I tipped my head back so I could stare him straight in the eyes and he could see exactly how serious I was.

"This is happening. Take a few days and get your head right, and then give me a call." I tried to shove past him but he was like a wall of muscle that didn’t want to be moved. I stepped back and glared at him. “Step aside.”

"You talk a big game, but I promise you this. I'm not taking fights I don't agree with," he said, his voice low and harsh as his suddenly clear green eyes flashed with anger. "Your boss can go
fuck himself if he wants to saddle me with a bad matchup."

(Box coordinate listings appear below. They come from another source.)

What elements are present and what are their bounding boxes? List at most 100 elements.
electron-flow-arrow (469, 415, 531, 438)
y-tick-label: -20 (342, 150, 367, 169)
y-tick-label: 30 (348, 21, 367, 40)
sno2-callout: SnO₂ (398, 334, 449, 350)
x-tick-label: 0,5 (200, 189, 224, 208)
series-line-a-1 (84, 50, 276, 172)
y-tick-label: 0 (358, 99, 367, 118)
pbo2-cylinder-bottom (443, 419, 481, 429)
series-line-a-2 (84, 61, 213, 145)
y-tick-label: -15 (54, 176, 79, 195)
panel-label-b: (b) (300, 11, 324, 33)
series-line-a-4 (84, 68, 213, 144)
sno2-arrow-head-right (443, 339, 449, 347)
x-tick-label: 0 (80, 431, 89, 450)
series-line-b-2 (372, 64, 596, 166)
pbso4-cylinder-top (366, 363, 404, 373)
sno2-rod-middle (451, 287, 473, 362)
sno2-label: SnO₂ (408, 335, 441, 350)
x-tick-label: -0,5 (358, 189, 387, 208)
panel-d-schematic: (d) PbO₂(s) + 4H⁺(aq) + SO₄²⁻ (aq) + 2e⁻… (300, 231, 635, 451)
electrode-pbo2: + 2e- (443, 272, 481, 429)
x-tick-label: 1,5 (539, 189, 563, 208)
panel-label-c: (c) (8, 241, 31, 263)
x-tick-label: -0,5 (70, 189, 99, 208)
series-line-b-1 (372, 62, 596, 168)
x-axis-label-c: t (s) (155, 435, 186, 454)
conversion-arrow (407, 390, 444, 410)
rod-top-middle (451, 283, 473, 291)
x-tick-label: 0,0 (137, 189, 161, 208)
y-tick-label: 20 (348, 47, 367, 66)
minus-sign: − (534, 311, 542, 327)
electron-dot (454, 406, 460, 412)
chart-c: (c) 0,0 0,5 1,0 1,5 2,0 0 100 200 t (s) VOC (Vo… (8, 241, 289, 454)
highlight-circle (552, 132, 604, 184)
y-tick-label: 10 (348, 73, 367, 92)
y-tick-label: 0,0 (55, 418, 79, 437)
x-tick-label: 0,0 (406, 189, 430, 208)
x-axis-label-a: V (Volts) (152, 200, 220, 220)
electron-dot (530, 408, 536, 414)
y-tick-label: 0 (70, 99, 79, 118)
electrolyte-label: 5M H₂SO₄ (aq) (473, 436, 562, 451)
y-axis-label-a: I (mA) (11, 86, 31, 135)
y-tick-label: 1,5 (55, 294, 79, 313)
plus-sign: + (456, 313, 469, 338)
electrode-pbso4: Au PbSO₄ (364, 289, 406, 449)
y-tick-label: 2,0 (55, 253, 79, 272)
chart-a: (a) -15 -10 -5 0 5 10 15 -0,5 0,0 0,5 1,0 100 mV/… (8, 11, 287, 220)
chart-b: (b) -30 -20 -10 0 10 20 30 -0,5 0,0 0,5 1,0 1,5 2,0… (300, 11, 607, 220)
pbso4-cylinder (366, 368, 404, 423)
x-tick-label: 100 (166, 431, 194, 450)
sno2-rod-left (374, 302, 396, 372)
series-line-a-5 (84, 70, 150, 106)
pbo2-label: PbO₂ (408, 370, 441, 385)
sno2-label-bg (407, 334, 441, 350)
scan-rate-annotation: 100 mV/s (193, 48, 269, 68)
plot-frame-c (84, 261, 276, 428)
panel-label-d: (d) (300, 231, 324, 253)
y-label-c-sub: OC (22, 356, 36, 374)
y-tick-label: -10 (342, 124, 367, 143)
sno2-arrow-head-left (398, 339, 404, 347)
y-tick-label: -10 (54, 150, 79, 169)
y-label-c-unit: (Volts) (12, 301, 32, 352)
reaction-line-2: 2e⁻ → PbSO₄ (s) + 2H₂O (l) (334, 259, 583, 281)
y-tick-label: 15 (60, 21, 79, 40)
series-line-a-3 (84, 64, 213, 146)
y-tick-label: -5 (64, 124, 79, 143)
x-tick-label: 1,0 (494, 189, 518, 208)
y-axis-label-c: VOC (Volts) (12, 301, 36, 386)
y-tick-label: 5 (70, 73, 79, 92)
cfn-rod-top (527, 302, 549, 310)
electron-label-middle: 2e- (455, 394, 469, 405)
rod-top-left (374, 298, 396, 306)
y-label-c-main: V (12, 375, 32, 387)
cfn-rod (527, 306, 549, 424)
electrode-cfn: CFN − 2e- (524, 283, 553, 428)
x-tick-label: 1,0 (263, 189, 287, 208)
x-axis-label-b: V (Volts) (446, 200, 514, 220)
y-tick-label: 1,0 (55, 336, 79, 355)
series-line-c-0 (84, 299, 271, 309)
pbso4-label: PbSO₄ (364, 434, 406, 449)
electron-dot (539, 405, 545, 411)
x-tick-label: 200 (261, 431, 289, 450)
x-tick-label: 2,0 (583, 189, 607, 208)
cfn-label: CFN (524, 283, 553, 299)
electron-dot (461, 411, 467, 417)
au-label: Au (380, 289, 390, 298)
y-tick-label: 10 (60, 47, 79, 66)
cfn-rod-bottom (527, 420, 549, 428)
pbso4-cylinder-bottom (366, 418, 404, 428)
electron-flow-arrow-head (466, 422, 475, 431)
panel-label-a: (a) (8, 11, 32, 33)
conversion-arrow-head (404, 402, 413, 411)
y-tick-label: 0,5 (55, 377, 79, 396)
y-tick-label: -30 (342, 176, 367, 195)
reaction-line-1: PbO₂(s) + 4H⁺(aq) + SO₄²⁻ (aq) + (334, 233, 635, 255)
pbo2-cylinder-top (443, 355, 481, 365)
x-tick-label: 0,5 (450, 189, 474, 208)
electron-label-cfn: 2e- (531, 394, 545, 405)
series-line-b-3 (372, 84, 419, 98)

"My boss doesn't have anything to do with it. He told me to get you ready and that's what I'm doing. He's still learning about MMA and trusts me to take care of this. It can be me and you, working together to forge a path for a bang up
career, or I can take point and you can come in and do the grunt work. I'd prefer a partner, but not if he's too stupid to get out of his own way."

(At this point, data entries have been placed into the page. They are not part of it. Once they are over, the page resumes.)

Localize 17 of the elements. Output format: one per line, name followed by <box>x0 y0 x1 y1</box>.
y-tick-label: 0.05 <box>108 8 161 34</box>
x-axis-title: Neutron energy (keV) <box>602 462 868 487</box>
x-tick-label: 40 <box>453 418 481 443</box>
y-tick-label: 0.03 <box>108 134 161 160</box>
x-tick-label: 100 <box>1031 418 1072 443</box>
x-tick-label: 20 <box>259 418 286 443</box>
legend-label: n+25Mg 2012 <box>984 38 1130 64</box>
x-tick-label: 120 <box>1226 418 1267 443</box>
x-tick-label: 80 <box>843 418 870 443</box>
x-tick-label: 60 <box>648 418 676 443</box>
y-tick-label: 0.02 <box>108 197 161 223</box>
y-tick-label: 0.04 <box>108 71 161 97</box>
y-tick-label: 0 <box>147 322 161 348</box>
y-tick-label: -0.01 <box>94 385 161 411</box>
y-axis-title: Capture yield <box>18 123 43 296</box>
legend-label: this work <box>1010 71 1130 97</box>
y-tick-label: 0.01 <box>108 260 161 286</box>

I elbowed him in the side as I tried to squeeze past him again, but he still wasn’t budging and I wanted to scream.

"Fine," he snapped.

"What?" I stopped to peer up at him, wondering if I’d heard him right.

"Fine," he shrugged. "If you really plan on giving me a say, let's talk. But we're here now, so why don't you calm down, have a drink with me and we can talk until my wings are done. You can order too, we'll eat and then we can head back to my gym and have a fancier meeting if you want, okay?"

I let the idea roll around in my head for a few seconds, looking for loopholes. No matter how I turned it, it felt like a
“W” in my corner, so I nodded. “Sure, okay.”

He straightened and then led the way to the bar, jerking his head toward a row of empty stools. “Take your pick.”